ネズミ・2 


 ふたりでコンビニに行く道すがら、いつも通る並木道。
 つい最近まで黄色の葉で賑々しかった銀杏並木も、いまやすっかり葉が落ちて寒々しい。
 もう冬かあ、などと、どうでもいいようなことをカイジが呟いたちょうどそのとき、北風がびゅう、と吹きつけた。

 咄嗟に目を瞑ってしまうほどの、強い風だった。
 風がおさまるのを待って瞼を上げると、なんだか目がゴロゴロする。
「あー、ちょっと、目にゴミが……」
 カイジは足を止め、隣のしげるに声をかけたが、聞こえなかったのか、しげるはどんどん先を歩いていってしまった。
 まあ、そのうち気付くだろうと、カイジは立ち止まったまま、目を擦る。

 瞬きをたくさんして、目の中のゴミを押し出してみようと試みるが、なかなか違和感はなくならない。
 異物から目を守ろうと、生理的な涙が滲み始める。
 そのまま、涙でゴミが流れてしまうのを待とうとした、カイジのぼやけた視界の中に、歩いてくるしげるの姿が見えた。
「悪い。ちょっと、目に……」
 ゴミが入って、という弁解が終わる前に、カイジはしげるに手首を掴まれた。
 その動作が乱暴だったので、カイジはきょとんとした。気のせいだろうか、しげるはなんだか、怒っているように見える。
 疑問符をいっぱい浮かべるカイジの目をじっと見て、しげるはぼそりと言った。

「オレ以外の人の前で、泣かないで」

 そうして、呆気にとられるカイジの、濡れた目の縁を自分の親指でそっと拭った。

 その瞬間、ぽろり。
 カイジの目から涙が零れ落ちた。

 目の中のゴミも流れていったのか、ゴロゴロはなくなったけれど、クリアになった視界の中のしげるはやっぱり、むくれたような顔をしていた。
 言われたことを冷静に反芻し、カイジは口を手で覆って下を向く。

 こいつ、なんつう恥ずかしいことを……っ!

 しげるがどういうつもりでこんなことを言ったのか、カイジには知る由もなかった。だが、おそろしく恥ずかしいことには変わりない。
「カイジさん?」
 カイジの反応に首を傾げるしげるを睨むように見て、カイジは言った。
「お前……自分が今、なに言ったかわかってんのか……?」
「?」
「いや……なんでもないっ……」
 しげるは平然としていて、カイジは自分だけがこんなに戸惑っていることにバカバカしくなった。
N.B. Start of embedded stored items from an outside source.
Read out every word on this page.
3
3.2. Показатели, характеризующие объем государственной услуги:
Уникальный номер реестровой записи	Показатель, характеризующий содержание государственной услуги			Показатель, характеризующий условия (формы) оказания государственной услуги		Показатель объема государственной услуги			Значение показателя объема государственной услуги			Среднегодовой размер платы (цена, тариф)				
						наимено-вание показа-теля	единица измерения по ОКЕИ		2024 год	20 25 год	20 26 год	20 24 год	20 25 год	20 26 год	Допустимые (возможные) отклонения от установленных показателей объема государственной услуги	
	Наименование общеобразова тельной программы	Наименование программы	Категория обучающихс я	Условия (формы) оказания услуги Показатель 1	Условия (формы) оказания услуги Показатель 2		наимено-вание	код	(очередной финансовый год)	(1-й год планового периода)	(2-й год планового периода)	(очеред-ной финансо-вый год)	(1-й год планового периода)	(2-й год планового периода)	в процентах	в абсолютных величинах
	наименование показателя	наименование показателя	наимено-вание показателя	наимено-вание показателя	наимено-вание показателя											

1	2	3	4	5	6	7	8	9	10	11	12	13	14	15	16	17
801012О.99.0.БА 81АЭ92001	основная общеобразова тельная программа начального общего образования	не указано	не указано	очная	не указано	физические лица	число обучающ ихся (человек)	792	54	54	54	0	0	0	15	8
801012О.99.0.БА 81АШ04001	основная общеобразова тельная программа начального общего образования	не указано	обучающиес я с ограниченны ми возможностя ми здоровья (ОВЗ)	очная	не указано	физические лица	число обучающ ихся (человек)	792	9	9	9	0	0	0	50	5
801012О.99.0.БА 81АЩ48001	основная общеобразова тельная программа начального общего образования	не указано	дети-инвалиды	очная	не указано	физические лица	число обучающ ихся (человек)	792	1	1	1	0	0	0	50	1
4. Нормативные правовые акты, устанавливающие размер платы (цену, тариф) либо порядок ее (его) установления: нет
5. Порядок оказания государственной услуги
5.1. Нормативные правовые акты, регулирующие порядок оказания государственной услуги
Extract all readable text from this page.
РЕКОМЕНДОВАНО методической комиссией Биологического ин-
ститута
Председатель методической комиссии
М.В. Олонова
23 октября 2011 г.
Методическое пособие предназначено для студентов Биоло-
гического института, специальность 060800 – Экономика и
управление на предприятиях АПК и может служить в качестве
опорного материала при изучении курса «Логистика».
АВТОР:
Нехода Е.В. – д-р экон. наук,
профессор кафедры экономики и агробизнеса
 しげるにとってはたぶん、なんでもないことなのだ。なにを思ってあんなことを言い出したかは知らないけど、なんか妙に、ズレたところのあるやつだし。だから、こんな風に意識してしまう必要なんて、これぽっちもないのだ。
 あーバカバカしい、あたふたして損した。

 自分自身にそう言い聞かせてみても、恥ずかしさは消えることがなく、ばつの悪さを誤魔化すためにカイジはわざと大きな足音をたてて、歩き出した。

 なんだか急にぶすっとしてしまったカイジに、しげるはまたしても首を傾げる。
「カイジさん、怒ってる?」
「怒ってねえよ」
 そう言うカイジの声はぶっきらぼうだったが、確かに怒っているわけではなさそうだ。むしろ、怒った風を装っている、といったほうが正しいような、わざとらしい声色だった。
 カイジの涙が目に入ったゴミによるものだと知らないしげるは、とりあえずカイジが泣き止んだことに安堵する。

 それにしても、としげるは思う。
 一度泣きだすとなかなか涙を止められないカイジさんが、こんなにあっさり泣き止むなんて。
 なんだか変な顔をしていたのが気になるけれど、今度から、カイジさんが人前で泣きそうになったら、さっきの台詞を使おうか。

 そんな、カイジが知ったら全力で止めるようなことを考えながら、しげるはカイジの隣に並び、ふたりはまたコンビニへと歩き始めたのであった。